AK Parti Amasya Milletvekili Naci Bostancı başkanlığında Hakkari'ye gelen heyette AK Parti Batman Milletvekili Ziver Özdemir, AK Parti Adıyaman Milletvekili Mehmet Metiner, AK Parti Diyarbakır Milletvekili Mehmet Süleyman Hamzaoğulları, BDP Bitlis Milletvekili Hüsamettin Zenderlioğlu ve AK Parti Van Milletvekili Fatih Çifti yer aldı. Hakkari Valiliği'ne bağlı Gençlik Merkezi'nde basına kapalı olarak sivil toplum kuruluşlarının temsilcileri, PKK aileleri, olaylarda zarar görenler başta olmak üzere 18 kişi ile basına kapalı yapılan görüşme ardından açıklama yapan heyet Başkanı Naci Bostancı, Hakkari'de yaptıkları toplantının çok olumlu geçtiğini söyledi. Türkiye'de herkesin ortak memnuniyetinin can kaybının olmaması olduğunu dile getiren Naci Bostancı, şöyle konuştu:
"Türkiye, yaklaşık 1 yıldır 'Çözüm süreci' içerisinde ilerliyor. Her kesimin ortak olarak ifade ettiği ve memnuniyetini ortaya koyduğu can kaybının olmamasıdır. Bu, hakikaten çok değerlidir. Böyle bir olumlu atmosfer herkesin üzerinde daha olumlusunu sağlamaktır. TBMM tarafından 4 ay için görevlendirildik. Bu sürecin sonuna yaklaştık. İki grup halinde bu çalışmaları yürütüyoruz. Bu çalışmaların bu sürece büyük katkısı oldu. Hakkari'de aralarında STK temsilcilerinin de bulunduğu 18 kişiyle görüştük. Burayı ilk kez gören bazı arkadaşlarımız Hakkari'nin doğasına bayıldı. Buraya gelirken dün gece Hakkari merkeze bağlı Üzümcü Köyü'nde 1 uzman çavuş ve 1 vatandaşımızın hayatını kaybettiği müessir olayla karşılaştık. İkisine de Allah rahmet diliyor, yakınlarına 'Başsağlığı' diliyoruz. Acıları bitirmek için uğraşıyoruz. Ama müessip bir olay neticesinde kısmen de olsa acılar yaşandığında bundan çıkarttığımız ders hepimizin bu acıları sona erdirmek daha fazla çaba göstermesi gerektiği inancındayız. Bu ülkede yeteri kadar evlere ateş düştü, yeteri kadar insanların canı yandı. Geçmiş dönemde de bu şiddet döneminde hayatını kaybeden kişilerin yakınlarıyla, doğrudan onların yaşadığı acıları ve olayları konu alan, oradaki olup biteni görmek isteyen bir çalışma gerçekleştirmiştik. Henüz üstü açılmamış dramatik çok travmatik bir geçmiş var."

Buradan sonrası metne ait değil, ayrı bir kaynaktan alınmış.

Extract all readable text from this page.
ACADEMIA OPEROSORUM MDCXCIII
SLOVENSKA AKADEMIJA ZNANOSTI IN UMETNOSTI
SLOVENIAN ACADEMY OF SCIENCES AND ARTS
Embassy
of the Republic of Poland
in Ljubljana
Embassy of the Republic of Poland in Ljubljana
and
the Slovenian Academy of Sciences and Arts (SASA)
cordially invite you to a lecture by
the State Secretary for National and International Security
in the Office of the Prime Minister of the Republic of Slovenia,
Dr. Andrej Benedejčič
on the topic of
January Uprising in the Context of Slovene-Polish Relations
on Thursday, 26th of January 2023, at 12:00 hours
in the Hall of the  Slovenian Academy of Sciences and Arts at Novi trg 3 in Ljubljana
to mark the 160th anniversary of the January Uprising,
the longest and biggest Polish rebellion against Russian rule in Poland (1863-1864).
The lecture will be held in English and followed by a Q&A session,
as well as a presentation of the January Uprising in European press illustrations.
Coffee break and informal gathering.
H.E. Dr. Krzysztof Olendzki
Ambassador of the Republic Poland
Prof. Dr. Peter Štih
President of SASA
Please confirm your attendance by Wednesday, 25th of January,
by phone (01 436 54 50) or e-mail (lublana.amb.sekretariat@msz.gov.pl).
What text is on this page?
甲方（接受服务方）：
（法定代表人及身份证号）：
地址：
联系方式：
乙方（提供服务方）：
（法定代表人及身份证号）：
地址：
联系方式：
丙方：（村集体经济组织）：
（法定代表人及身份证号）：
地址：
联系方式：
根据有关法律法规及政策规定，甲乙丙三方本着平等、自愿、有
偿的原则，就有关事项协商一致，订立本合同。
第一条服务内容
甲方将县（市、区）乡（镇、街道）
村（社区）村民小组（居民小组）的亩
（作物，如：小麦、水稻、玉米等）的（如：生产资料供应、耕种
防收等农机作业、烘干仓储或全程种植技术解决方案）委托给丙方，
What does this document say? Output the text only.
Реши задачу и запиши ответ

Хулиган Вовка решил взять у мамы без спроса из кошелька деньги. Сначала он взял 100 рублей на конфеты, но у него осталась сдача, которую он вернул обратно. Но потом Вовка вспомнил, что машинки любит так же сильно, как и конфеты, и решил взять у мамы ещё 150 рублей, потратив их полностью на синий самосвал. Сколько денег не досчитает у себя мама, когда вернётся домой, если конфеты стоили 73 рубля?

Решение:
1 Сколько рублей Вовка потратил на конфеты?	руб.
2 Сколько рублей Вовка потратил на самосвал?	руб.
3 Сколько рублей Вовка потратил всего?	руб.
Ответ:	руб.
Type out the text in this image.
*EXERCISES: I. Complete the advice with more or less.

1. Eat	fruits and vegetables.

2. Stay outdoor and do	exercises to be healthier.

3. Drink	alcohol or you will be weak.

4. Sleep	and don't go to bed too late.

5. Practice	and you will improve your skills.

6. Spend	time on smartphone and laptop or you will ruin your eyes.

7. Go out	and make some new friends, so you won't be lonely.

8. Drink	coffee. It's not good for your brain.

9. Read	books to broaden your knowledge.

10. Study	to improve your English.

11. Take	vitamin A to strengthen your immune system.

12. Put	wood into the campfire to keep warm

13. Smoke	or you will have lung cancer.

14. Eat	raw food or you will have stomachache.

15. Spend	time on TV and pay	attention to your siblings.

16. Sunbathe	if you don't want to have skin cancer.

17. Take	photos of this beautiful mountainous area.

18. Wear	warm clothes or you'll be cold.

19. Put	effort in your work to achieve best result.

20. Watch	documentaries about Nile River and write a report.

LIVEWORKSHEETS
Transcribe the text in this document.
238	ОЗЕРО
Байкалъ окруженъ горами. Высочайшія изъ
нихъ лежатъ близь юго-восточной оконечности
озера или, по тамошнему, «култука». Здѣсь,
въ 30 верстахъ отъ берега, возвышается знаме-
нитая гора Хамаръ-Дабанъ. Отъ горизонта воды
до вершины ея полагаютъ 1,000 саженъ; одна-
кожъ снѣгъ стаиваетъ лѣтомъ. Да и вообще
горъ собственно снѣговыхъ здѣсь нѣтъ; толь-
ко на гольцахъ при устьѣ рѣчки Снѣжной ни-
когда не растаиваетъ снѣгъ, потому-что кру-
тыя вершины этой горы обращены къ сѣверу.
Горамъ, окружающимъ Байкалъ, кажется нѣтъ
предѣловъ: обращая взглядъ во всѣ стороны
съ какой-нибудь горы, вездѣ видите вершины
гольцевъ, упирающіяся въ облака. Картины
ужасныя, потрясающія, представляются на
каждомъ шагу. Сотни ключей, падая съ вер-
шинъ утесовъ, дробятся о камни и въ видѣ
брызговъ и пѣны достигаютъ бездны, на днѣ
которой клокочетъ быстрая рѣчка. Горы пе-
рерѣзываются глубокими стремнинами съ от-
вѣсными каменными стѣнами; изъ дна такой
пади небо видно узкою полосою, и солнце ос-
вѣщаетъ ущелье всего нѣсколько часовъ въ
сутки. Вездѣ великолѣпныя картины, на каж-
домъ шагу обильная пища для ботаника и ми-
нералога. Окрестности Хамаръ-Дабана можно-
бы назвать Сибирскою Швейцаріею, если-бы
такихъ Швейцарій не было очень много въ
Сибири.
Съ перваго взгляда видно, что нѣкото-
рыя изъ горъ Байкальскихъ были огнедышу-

ACILARI BİTİRECEK AKILDIR, SAĞDUYUDUR'
Bostancı, acılar sürdükçe geçmişin yaralarını kapatmanın mümkün olmadığını, acıları akıl, sağduyu, güven ortamının oluşmasının azaltabileceğini belirtirken, bir toplumun içerisinde farklı görüş, pozisyon, çıkar, yaklaşımların muhakkak olacakğını söyledi. Bostancı, şöyle devam etti:
"Farklılıklarla birlikte akıl, dil, siyaset, iktidar ilişkileriyle hem toplum olarak kendimizi bir arada tutabilmek, hem de bu müzakereler neticesinde iktidarla, iktidar aklıyla halkı birbirine yaklaştırmak. Zaten iktidarlar halka dayadıkça bütün çatışma durumları ortadan kalkacak ve Türkiye'nin istikameti genel olarak resme baktığımızda demokratikleşmedir. Bizim 'Çözüm süreci' de dediğimiz süreç; Türkiye'nin genel olarak yaşadığı demokratikleşmenin bir parçasıdır. Geçmiş dönemde halk iktidarla muktedir değildi. Millet, Çözüm sürecinden memnun. Sadece çıkarları bozulanlar, memnun değil. Ama önemli olan halkın büyük çoğunluğunun memnuniyeti ve en temel hak olan insanın yaşam hakkının savunulması"diye konuştu.
Türkiye'de çok farklı taleplerin olduğunun da farkında olduklarını belirten Bostancı, akıl ve sağduyu ile Türkiye'nin tamamını dikkate alan bir anlayışla bu sürecin devam etmesi için çabaladıklarını, Şırnak ve ilçelerinde yaptıkları görüşmelerde bir kişinin bile çözüm süreci 'iyi olmadı' yorumunda bulunmadığını söyledi.
KAPI ÇALIDIĞINDA ANNELER ÇOCUKLARINI GÖRMELİ'
Bostancı, bugün en büyük ortaklığın bu çözüm sürecinin devam etmesi olduğunu vurguladı. Bostancı, "Asla bu yolda dönmememiz gerekir. Şırnak'ta oğlu dağda ölen bir aileyi dinledik. Babasının yerine koyduğu mendili nasıl kokladığını bize anlattı. Bu muazzam bir acıdır.Türkiye'de bir çok evde halen kapı çalındığında çocuğum mu geldi diyen gözü yaşlı anneler var. Biz istiyoruz ki, bu ülkede kapılar çalındığında çocuklar gelsin. Çözüm sürecinin en temel kastı budur. Bunun yolu akıl ve sağduyudur" diye konuştu.